15.4.11. crate_anon.nlp_manager.nlp_manager


Copyright (C) 2015-2018 Rudolf Cardinal (rudolf@pobox.com).

This file is part of CRATE.

CRATE is free software: you can redistribute it and/or modify it under the terms of the GNU General Public License as published by the Free Software Foundation, either version 3 of the License, or (at your option) any later version.

CRATE is distributed in the hope that it will be useful, but WITHOUT ANY WARRANTY; without even the implied warranty of MERCHANTABILITY or FITNESS FOR A PARTICULAR PURPOSE. See the GNU General Public License for more details.

You should have received a copy of the GNU General Public License along with CRATE. If not, see <http://www.gnu.org/licenses/>.

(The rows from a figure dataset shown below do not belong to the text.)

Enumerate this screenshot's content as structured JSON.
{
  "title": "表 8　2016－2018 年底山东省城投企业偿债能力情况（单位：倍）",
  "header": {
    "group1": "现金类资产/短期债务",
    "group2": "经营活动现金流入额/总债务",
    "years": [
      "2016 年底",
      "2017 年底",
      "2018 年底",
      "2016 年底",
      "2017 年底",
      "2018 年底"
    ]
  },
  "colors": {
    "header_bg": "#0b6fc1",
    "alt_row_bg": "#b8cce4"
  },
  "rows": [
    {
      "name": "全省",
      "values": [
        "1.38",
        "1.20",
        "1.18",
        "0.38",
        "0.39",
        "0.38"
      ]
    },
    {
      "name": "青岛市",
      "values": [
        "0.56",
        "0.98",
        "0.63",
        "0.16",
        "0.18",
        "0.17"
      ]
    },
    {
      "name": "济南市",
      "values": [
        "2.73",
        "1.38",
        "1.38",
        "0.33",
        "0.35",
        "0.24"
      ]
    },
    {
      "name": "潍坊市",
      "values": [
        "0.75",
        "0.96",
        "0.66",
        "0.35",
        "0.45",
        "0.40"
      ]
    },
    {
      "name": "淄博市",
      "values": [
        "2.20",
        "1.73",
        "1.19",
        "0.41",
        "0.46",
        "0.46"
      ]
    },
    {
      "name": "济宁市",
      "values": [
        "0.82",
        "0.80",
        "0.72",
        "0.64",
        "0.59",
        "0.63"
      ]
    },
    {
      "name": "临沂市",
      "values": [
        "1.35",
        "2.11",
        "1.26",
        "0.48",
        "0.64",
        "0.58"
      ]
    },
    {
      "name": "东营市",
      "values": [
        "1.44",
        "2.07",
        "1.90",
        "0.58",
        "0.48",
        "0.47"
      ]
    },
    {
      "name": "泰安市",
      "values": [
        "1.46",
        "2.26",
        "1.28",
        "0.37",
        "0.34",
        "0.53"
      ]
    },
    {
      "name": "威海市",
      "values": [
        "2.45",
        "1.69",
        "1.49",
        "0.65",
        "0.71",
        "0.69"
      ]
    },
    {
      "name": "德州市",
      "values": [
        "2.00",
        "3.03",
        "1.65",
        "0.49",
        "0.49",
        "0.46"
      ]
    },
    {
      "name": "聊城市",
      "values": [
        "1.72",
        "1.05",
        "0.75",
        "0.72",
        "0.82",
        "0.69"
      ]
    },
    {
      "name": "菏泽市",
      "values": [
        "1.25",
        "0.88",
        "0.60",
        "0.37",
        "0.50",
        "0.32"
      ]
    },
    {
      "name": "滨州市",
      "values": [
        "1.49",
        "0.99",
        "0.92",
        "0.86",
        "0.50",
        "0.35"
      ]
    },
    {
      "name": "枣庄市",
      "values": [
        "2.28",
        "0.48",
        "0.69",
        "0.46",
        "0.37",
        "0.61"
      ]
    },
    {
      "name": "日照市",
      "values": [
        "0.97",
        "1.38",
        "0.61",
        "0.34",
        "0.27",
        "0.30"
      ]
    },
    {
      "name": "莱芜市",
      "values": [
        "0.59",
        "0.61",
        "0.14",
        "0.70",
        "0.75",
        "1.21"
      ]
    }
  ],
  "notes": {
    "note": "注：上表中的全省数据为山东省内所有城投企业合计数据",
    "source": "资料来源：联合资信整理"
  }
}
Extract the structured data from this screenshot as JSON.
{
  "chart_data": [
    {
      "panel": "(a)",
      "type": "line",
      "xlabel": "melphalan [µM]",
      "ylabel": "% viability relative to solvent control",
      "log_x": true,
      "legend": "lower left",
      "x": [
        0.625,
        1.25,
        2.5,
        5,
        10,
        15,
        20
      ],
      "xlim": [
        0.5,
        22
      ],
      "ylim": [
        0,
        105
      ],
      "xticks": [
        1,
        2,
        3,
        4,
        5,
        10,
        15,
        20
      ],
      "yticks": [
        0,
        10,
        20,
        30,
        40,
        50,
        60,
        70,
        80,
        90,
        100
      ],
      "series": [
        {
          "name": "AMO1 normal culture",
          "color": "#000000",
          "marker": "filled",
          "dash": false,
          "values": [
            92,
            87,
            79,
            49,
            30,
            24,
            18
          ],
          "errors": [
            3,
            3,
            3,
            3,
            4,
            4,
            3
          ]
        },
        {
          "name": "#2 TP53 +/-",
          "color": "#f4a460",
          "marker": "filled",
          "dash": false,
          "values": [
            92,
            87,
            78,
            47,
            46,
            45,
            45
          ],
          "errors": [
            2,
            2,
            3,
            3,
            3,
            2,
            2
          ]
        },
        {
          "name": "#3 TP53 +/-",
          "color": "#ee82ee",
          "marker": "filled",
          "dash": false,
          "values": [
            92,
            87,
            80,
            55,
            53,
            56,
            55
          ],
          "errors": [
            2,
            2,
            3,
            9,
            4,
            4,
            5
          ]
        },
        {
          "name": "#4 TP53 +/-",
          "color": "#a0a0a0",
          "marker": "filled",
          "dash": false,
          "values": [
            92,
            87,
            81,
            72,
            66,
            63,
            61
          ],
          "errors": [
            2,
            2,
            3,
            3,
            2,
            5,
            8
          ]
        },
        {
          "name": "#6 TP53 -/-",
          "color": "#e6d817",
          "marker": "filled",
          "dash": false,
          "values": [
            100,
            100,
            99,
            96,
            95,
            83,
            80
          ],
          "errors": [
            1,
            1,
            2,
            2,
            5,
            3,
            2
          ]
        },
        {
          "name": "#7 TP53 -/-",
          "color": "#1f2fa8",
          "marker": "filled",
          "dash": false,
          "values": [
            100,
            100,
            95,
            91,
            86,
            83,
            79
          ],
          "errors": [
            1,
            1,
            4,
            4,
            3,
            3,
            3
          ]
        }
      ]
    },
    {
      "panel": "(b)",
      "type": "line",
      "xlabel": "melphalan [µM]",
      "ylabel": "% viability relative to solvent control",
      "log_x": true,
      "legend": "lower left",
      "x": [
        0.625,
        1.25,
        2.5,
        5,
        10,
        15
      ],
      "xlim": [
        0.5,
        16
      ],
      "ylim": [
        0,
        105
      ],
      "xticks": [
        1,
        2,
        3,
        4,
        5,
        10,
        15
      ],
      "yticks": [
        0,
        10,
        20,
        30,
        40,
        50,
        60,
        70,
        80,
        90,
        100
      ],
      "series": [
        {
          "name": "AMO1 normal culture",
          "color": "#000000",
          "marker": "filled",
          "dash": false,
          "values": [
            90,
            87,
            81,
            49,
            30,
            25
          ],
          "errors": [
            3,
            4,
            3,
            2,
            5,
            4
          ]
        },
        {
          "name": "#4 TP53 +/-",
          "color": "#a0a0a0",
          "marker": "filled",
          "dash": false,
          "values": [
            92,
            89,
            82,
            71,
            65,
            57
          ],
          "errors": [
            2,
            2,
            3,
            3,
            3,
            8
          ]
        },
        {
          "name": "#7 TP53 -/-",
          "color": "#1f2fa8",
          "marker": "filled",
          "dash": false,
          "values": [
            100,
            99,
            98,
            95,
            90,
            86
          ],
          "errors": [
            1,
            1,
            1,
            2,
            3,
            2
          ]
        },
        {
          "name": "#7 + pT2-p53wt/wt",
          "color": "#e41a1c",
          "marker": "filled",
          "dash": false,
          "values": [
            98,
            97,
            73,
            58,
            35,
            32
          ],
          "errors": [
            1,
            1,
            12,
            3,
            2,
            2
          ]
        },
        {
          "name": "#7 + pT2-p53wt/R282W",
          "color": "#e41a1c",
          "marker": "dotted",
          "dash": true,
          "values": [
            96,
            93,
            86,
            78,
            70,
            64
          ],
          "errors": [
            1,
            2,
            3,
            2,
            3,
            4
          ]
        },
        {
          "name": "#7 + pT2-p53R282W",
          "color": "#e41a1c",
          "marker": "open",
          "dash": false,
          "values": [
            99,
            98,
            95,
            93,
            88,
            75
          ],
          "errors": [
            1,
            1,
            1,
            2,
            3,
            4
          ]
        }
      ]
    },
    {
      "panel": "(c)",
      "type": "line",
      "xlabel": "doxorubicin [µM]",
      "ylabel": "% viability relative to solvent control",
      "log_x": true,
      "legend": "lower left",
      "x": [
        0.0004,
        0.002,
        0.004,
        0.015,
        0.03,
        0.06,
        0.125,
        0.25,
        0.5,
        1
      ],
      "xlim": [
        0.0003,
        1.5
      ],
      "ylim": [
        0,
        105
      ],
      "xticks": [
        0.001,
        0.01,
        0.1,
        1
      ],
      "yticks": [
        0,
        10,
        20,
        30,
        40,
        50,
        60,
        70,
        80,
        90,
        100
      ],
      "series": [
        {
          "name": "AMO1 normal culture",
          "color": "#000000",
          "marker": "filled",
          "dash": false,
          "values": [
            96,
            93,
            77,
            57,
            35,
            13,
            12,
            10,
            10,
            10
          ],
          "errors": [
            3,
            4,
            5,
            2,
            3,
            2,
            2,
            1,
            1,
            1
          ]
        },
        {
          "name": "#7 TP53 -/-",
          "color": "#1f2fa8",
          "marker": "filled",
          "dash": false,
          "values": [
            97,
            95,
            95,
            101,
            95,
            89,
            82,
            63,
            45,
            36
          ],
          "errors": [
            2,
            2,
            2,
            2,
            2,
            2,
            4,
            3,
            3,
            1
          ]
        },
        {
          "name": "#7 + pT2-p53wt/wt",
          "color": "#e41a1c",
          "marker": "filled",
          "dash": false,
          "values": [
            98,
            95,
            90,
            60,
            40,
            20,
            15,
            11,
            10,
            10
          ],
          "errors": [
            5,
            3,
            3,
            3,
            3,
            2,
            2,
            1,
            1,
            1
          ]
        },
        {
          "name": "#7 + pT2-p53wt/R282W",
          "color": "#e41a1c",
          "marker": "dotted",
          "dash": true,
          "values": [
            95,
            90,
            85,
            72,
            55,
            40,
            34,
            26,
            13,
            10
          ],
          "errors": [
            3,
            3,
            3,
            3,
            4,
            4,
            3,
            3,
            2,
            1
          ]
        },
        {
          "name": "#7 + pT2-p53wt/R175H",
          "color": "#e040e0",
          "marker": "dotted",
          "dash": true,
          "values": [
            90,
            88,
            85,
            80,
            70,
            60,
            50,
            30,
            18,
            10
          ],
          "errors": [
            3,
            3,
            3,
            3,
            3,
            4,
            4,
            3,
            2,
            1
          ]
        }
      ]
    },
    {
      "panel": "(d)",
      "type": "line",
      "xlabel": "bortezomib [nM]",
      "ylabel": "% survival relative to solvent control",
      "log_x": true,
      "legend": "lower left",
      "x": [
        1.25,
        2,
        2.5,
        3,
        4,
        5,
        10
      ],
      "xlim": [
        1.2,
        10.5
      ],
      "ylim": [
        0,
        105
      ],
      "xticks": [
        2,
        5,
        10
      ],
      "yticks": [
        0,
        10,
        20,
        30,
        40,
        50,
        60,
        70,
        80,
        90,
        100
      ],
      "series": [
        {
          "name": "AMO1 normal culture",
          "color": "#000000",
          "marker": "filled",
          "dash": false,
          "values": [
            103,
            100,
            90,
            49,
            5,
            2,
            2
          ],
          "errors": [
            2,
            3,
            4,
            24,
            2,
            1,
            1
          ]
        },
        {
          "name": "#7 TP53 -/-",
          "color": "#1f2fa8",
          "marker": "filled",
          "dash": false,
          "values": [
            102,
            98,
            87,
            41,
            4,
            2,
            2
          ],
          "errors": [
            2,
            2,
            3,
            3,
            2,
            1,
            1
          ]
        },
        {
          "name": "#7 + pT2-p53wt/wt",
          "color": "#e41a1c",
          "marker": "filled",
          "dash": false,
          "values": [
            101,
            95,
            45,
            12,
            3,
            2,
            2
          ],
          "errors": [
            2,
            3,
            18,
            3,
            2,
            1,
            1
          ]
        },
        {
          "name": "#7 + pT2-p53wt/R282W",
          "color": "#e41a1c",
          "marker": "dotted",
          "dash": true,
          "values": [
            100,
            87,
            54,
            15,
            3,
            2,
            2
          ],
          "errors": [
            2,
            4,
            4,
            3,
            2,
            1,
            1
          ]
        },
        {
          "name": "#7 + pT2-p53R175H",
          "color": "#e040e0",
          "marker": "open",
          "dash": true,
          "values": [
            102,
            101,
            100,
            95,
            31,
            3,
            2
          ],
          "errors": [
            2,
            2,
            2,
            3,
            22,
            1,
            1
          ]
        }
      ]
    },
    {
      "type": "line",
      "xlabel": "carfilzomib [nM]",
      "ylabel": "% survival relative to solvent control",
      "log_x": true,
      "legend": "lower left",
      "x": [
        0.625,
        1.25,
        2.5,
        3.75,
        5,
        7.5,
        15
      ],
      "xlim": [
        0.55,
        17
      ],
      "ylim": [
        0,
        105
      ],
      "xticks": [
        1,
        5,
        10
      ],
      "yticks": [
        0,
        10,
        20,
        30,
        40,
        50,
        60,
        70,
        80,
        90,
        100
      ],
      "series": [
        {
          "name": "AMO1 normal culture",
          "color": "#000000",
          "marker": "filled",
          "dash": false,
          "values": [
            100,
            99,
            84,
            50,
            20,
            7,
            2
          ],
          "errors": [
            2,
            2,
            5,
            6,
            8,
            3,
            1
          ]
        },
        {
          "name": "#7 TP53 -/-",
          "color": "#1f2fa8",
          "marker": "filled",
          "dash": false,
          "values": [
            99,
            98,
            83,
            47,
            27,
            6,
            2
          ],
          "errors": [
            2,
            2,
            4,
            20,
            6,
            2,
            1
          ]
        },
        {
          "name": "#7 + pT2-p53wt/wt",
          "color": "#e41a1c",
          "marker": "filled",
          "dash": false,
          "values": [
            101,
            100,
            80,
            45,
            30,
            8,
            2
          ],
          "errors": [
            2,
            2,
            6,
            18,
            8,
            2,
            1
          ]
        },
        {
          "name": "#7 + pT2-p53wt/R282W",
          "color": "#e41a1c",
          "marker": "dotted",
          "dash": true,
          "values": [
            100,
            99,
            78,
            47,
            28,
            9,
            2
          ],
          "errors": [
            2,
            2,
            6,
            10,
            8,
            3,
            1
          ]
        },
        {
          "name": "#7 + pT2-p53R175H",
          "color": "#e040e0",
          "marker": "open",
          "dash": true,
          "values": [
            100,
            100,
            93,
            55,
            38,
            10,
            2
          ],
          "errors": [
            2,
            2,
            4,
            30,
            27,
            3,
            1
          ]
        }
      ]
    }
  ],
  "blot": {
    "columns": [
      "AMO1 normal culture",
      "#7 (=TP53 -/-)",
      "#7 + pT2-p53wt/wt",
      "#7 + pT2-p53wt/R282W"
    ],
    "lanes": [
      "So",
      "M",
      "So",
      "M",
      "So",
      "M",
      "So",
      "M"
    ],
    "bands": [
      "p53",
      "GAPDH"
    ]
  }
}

Manage natural-language processing (NLP) via external tools.

Speed testing:

  • 8 processes, extracting person, location from a mostly text database
  • commit off during full (non-incremental) processing (much faster)
  • needs lots of RAM; e.g. Java subprocess uses 1.4 Gb per process as an average (rises from ~250Mb to ~1.4Gb and falls; steady rise means memory leak!); tested on a 16 Gb machine. See also the max_external_prog_uses parameter.

from __future__ import division test_size_mb = 1887 n_person_tags_found = n_locations_tags_found = time_s = 10333 # 10333 s for main bit; 10465 including indexing; is 2.9 hours speed_mb_per_s = test_size_mb / time_s

… 0.18 Mb/s … and note that’s 1.9 Gb of text, not of attachments

  • With incremental option, and nothing to do:

    same run took 18 s

  • During the main run, snapshot CPU usage:
    java about 81% across all processes, everything else close to 0

    (using about 12 Gb RAM total)

    … or 75-85% * 8 [from top] mysqld about 18% [from top] nlp_manager.py about 4-5% * 8 [from top]

TO DO:
  • comments for NLP output fields (in table definition, destfields)
crate_anon.nlp_manager.nlp_manager.delete_where_no_source(nlpdef: crate_anon.nlp_manager.nlp_definition.NlpDefinition, ifconfig: crate_anon.nlp_manager.input_field_config.InputFieldConfig, report_every: int = 100000, chunksize: int = 100000) → None[source]

Delete destination records where source records no longer exist.

  • Can’t do this in a single SQL command, since the engine can’t necessarily see both databases.
  • Can’t use a single temporary table, since the progress database isn’t necessarily the same as any of the destination database(s).
  • Can’t do this in a multiprocess way, because we’re trying to do a DELETE WHERE NOT IN.
  • So we fetch all source PKs (which, by definition, do exist), stash them keep them in memory, and do a DELETE WHERE NOT IN based on those specified values (or, if there are no PKs in the source, delete everything from the destination).

Problems: - This is IMPERFECT if we have string source PKs and there are hash

collisions (e.g. PKs for records X and Y both hash to the same thing; record X is deleted; then its processed version might not be).
  • With massive tables, we might run out of memory or (much more likely) SQL parameter slots. – This is now happening; error looks like: pyodbc.ProgrammingError: (‘The SQL contains 30807 parameter parkers, but 2717783 parameters were supplied’, ‘HY000’)

A better way might be: - for each table, make a temporary table in the same database - populate that table with (source PK integer/hash, source PK string) pairs - delete where pairs don’t match – is that portable SQL?

  • More efficient would be to make one table per destination database.

On the “delete where multiple fields don’t match”: - Single field syntax is

DELETE FROM a WHERE a1 NOT IN (SELECT b1 FROM b)
crate_anon.nlp_manager.nlp_manager.drop_remake(progargs, nlpdef: crate_anon.nlp_manager.nlp_definition.NlpDefinition, incremental: bool = False, skipdelete: bool = False) → None[source]

Drop output tables and recreate them.

crate_anon.nlp_manager.nlp_manager.main() → None[source]

Command-line entry point.

crate_anon.nlp_manager.nlp_manager.process_nlp(nlpdef: crate_anon.nlp_manager.nlp_definition.NlpDefinition, incremental: bool = False, report_every: int = 500, tasknum: int = 0, ntasks: int = 1) → None[source]

Main NLP processing function. Fetch text, send it to the GATE app (storing the results), and make a note in the progress database.

crate_anon.nlp_manager.nlp_manager.show_dest_counts(nlpdef: crate_anon.nlp_manager.nlp_definition.NlpDefinition) → None[source]

Show the number of records in all destination tables.

crate_anon.nlp_manager.nlp_manager.show_source_counts(nlpdef: crate_anon.nlp_manager.nlp_definition.NlpDefinition) → None[source]

Show the number of records in all source tables.